Hello, this is Yonsei Baro Dental Clinic, an Invisalign orthodontic clinic in Apgujeong.
If the protrusion is severe enough that the mouth cannot close comfortably, extraction orthodontic treatment is necessary.
As for the debate over whether extraction orthodontic treatment can really be done well with Invisalign or not, I’ll leave that to previous posts.

23.07~25.09
Today, I’ll show a case in which protrusive mouth extraction orthodontic treatment was done while simultaneously improving a gummy smile through intrusion of the entire maxillary dentition and resolving a retruded chin.
This is a patient in their 20s who visited for orthodontic treatment in July 2023.

23.07
They had previously undergone non-extraction orthodontic treatment a long time ago.
The front teeth are fairly aligned, and the midline is also almost correct.

The bite is in good condition, and

The dental arch is also quite well aligned.
From the intraoral photos alone, you might wonder why a re-orthodontic treatment would be needed, but what the patient wanted to correct even if it meant re-treatment was:
protrusive mouth
gummy smile.

In severe protrusion cases, lip incompetence can occur, where the lips cannot close comfortably, and as shown in the photo, tension builds in the chin, creating a chin dimple and chin wrinkling.
As a result, the chin can appear as if it is retruded.
For this part, it would be good to refer to the content on Cheongdam Dental Michelin’s YouTube channel.
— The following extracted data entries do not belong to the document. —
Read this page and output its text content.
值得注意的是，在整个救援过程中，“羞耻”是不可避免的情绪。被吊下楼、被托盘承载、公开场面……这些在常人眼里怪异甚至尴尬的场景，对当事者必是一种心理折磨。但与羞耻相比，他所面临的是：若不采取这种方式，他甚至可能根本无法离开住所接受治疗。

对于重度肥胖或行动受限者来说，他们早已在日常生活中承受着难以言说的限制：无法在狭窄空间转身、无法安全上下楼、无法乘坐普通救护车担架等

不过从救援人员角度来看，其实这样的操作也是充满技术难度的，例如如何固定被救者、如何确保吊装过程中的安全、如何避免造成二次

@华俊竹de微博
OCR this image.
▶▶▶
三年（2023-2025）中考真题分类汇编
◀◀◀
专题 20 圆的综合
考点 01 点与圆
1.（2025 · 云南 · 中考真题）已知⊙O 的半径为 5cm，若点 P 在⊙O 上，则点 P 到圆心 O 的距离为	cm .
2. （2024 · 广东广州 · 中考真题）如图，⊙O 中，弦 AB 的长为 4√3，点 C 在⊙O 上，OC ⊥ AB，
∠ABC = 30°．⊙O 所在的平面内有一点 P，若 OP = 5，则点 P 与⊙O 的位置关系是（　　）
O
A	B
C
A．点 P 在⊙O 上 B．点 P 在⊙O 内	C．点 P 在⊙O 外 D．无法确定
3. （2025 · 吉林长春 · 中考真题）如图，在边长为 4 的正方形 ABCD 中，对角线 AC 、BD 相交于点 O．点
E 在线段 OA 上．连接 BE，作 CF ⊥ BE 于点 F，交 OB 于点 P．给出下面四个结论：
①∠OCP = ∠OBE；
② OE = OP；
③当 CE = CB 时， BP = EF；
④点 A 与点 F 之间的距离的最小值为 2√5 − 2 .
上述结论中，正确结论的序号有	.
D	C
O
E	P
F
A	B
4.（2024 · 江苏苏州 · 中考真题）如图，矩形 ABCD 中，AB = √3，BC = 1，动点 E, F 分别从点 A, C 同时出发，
The gummy smile was also quite severe, and to address the protrusion and gummy smile, four premolars were extracted before treatment began.
The treatment method chosen was Invisalign, and the first set consisted of 85 aligners.

23.12


Treatment was carried out by replacing one aligner each week.
To improve the gummy smile in extraction orthodontic treatment, rubber bands that the patient can take on and off are prescribed along with orthodontic screws.
The patient diligently wore the aligners and rubber bands.
This is the appearance after wearing all 85 aligners over 1 year and 10 months until May 2025.

25.05
The midline is well aligned, and

There is still a small space between the front teeth.
The molar occlusion is in good condition.


To eliminate the slightly remaining extraction space, we began making additional aligners.
There were 11 additional aligners, which were worn from June 2025 to September 2025.
And this month, the treatment was finally completed.

25.09
The midline is well aligned, and

25.09
The molar occlusion is good.
Now let’s look at the before-and-after comparison.
The total treatment period was 2 years and 2 months, and one remake was made.

23.07~25.09

This includes the retainer as well.

23.07~25.09

23.07~25.09
Now let’s look at the facial comparison.

23.07~25.09
The bumpy chin wrinkling has disappeared.
The mouth closes much more comfortably, and the lips can be seen to have become thinner compared with the beginning.
Lip thinning is an unavoidable aspect of extraction orthodontic treatment for protrusion, but because the patient’s lips were originally full at the initial consultation, this thinning did not appear as a side effect.

23.07~25.09
Seeing the lips finally close comfortably makes me feel relieved as well.

23.07~25.09
What is noteworthy is the change in the shape of the chin.
As the protrusion improved and lip incompetence was resolved, the unnecessary tension in the chin also relaxed, contributing to the change in the jawline.
However, as seen in the superimposed X-ray images below, mandibular autorotation occurred due to intrusion of the entire maxillary dentition, and the chin actually moved forward.

23.07~25.09
The gummy smile has been completely resolved, and the smile line and buccal corridor are appropriate.

23.07~25.09
The beautiful angulation of the front teeth stands out.

25.09
Over the 2 years and 2 months of treatment, there was no root resorption, and root parallelism is good.
Looking at the superimposed initial and final lateral X-rays, the upper front teeth can be seen to have intruded by about 3 mm and moved backward by 6 mm.
A 3 mm intrusion is quite a significant amount even in gummy smile correction, and the fact that there was no root resorption during treatment is precisely an advantage of Invisalign orthodontics.
Based on clinical experience, Invisalign orthodontics causes much less root resorption than Clippy C orthodontics. Of course, this is something that still requires research.
What deserves more attention than the amount of retraction or intrusion is that significant mandibular autorotation occurred.
The lower facial height was dramatically shortened, and the chin moved much farther forward due to mandibular rotation.
For an adult who is not in the growth period, this degree of mandibular position change without orthognathic surgery is a remarkable result.
I hope this post helps those considering extraction orthodontic treatment for protrusion.